Teju Cole has a new book coming out. The book is titled Golden Apple of the Sun and features photos of Cole’s kitchen counter tops taken during the US election season. The book also features an essay, which Cole describes on Facebook as “long and intricate.” The essay explores a miscellany of themes, ranging from “hunger, fasting, mourning, slavery, intimacy, painting, poetry [to] the history of photography.” The photos and essay are punctuated by pictures of a handwritten 18th century cookbook.

Golden Apple of the Sun is Cole’s 7th book and may just be his most unusual.
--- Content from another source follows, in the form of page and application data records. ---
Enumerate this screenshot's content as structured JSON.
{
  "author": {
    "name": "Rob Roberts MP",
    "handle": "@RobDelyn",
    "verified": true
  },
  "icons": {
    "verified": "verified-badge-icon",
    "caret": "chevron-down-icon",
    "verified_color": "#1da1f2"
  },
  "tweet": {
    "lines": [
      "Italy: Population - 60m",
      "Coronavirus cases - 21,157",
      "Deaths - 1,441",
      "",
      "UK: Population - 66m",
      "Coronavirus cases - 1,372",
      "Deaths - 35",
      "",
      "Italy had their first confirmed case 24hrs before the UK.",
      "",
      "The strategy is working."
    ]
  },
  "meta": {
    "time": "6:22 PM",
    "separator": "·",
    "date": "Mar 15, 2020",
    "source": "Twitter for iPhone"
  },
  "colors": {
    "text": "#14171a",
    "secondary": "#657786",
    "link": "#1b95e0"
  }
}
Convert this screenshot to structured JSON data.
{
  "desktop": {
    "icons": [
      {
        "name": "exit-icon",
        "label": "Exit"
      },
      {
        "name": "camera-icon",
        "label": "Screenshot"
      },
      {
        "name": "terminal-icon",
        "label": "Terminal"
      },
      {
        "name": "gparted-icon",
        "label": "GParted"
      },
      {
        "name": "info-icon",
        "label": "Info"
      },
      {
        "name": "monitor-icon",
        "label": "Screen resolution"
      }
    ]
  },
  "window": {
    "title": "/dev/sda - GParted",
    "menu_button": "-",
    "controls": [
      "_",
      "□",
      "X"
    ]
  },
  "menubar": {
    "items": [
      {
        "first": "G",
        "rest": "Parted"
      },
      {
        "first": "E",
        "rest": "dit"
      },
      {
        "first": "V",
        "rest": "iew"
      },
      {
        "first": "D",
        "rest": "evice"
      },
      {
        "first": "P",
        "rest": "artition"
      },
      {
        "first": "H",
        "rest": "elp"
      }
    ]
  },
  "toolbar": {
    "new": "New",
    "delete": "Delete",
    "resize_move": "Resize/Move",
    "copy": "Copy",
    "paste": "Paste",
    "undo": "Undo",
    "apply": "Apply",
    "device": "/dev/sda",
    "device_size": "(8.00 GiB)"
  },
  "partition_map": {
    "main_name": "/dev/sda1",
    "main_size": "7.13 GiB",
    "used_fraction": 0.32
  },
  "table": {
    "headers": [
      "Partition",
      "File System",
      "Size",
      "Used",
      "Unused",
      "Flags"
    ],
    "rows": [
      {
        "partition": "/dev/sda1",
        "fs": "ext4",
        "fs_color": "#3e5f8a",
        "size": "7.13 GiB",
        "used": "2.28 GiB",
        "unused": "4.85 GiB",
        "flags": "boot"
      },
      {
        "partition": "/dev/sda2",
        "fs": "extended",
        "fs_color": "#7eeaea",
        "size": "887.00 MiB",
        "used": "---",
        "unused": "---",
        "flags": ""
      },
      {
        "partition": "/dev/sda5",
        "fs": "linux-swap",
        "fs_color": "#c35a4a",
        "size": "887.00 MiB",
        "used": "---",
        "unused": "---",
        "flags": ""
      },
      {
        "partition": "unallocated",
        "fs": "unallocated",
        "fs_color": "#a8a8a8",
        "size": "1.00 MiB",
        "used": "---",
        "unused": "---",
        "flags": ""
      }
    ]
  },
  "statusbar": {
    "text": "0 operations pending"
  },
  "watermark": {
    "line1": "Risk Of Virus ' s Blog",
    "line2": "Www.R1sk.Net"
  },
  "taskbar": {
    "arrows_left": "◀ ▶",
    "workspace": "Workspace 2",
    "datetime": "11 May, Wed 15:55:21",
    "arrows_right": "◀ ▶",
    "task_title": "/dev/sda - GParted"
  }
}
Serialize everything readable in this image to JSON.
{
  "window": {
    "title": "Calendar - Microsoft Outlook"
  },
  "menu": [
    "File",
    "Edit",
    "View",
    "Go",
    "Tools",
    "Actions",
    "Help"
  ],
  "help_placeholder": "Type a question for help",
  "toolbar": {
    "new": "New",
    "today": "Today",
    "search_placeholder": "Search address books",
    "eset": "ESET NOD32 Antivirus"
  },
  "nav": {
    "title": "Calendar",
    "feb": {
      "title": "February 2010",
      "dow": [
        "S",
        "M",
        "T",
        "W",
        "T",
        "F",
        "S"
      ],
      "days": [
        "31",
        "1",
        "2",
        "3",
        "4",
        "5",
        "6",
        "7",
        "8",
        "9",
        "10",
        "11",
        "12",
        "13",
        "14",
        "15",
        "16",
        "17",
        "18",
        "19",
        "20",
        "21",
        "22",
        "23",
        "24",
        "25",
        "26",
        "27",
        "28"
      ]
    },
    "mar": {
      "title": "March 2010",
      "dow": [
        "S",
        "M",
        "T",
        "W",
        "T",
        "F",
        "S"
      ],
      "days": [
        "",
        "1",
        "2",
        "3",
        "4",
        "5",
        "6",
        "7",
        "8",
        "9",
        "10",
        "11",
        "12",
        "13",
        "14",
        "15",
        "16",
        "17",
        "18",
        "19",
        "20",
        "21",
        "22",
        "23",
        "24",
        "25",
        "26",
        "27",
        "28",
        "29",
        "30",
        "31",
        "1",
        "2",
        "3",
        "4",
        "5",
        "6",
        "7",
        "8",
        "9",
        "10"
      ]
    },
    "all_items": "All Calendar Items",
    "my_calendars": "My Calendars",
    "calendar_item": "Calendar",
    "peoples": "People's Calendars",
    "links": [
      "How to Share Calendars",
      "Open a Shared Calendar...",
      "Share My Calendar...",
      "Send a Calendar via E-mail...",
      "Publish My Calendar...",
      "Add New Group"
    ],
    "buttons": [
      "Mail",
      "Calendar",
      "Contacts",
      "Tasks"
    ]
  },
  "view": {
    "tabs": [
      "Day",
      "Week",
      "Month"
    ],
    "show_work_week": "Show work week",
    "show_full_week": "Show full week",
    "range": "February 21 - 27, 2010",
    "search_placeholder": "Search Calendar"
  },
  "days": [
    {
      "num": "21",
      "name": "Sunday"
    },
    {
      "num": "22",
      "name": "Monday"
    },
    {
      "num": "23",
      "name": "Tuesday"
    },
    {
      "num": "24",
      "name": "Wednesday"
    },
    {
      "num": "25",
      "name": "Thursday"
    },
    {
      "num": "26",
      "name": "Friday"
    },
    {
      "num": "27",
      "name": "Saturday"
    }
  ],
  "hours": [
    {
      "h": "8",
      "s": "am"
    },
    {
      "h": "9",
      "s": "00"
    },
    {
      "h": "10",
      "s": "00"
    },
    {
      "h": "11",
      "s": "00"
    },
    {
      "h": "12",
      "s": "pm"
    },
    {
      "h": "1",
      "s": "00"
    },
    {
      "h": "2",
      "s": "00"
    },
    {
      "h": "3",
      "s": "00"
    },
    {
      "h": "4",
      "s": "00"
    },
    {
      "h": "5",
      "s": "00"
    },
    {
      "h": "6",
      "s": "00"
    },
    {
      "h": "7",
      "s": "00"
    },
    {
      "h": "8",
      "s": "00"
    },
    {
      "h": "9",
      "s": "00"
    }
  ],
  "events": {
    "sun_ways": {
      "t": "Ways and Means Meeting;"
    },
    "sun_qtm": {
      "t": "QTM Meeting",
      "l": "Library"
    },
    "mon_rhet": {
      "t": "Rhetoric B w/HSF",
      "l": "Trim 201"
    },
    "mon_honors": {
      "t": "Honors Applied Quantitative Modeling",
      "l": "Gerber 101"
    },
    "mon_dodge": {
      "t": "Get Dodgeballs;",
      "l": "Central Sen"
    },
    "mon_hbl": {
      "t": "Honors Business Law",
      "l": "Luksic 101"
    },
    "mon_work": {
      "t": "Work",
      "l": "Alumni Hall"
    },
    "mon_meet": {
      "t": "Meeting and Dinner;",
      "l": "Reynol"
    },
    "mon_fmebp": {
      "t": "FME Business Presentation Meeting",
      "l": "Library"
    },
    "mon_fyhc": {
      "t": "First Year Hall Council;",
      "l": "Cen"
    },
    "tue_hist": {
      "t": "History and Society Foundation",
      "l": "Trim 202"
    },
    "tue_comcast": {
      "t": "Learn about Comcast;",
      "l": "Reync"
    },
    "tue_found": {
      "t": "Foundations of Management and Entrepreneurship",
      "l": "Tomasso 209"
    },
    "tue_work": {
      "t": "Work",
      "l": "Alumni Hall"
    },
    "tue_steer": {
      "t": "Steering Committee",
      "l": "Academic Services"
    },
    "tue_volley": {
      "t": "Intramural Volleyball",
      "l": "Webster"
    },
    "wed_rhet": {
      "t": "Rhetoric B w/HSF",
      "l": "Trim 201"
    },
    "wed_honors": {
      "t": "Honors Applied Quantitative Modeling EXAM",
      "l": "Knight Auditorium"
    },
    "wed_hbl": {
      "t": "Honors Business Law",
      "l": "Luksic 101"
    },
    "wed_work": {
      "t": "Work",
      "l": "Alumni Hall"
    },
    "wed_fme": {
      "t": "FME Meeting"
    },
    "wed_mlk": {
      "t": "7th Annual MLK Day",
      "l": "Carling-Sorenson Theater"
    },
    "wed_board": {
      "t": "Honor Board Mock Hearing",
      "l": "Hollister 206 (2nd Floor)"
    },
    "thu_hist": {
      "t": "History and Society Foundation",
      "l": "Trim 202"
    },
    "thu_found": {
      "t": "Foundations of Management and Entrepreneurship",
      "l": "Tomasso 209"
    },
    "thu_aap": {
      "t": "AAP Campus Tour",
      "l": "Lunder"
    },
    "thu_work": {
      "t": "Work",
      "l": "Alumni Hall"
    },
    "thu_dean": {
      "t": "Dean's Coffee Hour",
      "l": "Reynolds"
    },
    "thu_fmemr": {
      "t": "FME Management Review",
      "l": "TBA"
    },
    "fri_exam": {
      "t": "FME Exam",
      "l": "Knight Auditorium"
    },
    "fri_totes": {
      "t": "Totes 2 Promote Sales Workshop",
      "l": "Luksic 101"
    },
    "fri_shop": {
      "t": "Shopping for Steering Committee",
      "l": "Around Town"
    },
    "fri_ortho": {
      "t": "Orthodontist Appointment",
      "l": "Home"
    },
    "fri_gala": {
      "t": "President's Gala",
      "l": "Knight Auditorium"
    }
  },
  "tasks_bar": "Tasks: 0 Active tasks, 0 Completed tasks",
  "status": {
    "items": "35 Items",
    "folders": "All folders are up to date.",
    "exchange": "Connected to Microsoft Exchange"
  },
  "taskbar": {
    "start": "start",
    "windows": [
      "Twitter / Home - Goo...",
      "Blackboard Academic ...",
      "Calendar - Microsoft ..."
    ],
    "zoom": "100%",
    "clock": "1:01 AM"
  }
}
It is intriguing in the way it centers intimate space against the back drop of uncertain political conditions. The book is published by Mack, a London-based independent publisher of books on visual arts.

Pre-order Golden Apple of the Sun: Mack | Amazon

Read the publisher’s note:

In the period leading up to the November 3, 2020 elections in the United States, Teju Cole began to photograph his kitchen counter in Cambridge, Massachusetts. Working in the still life tradition of Chardin, Cezanne, and the Dutch masters, as well as such contemporary photographers as Laura Letinsky and Jan Groover, he photographed every day over the course of five weeks. Unlike those illustrious forbears, Cole left his arrangements entirely to chance, “the bowls and plates moving in their unpredictable constellations.”

What emerges is a surprising portrait, across time, of one kitchen counter in one home at a time of social, cultural, and political upheaval. Alongside the photographs is a long written essay, as wide-ranging in its concerns—hunger, fasting, mourning, slavery, intimacy, painting, poetry and the history of photography—as the photographs are delimited in theirs.

The text and photographic sequences are interspersed with an anonymous handwritten eighteenth century cookbook from Cambridge. Golden Apple of the Sun is a luminous and humane work, presented with the formal boldness and oblique intelligence we have come to expect from Teju Cole.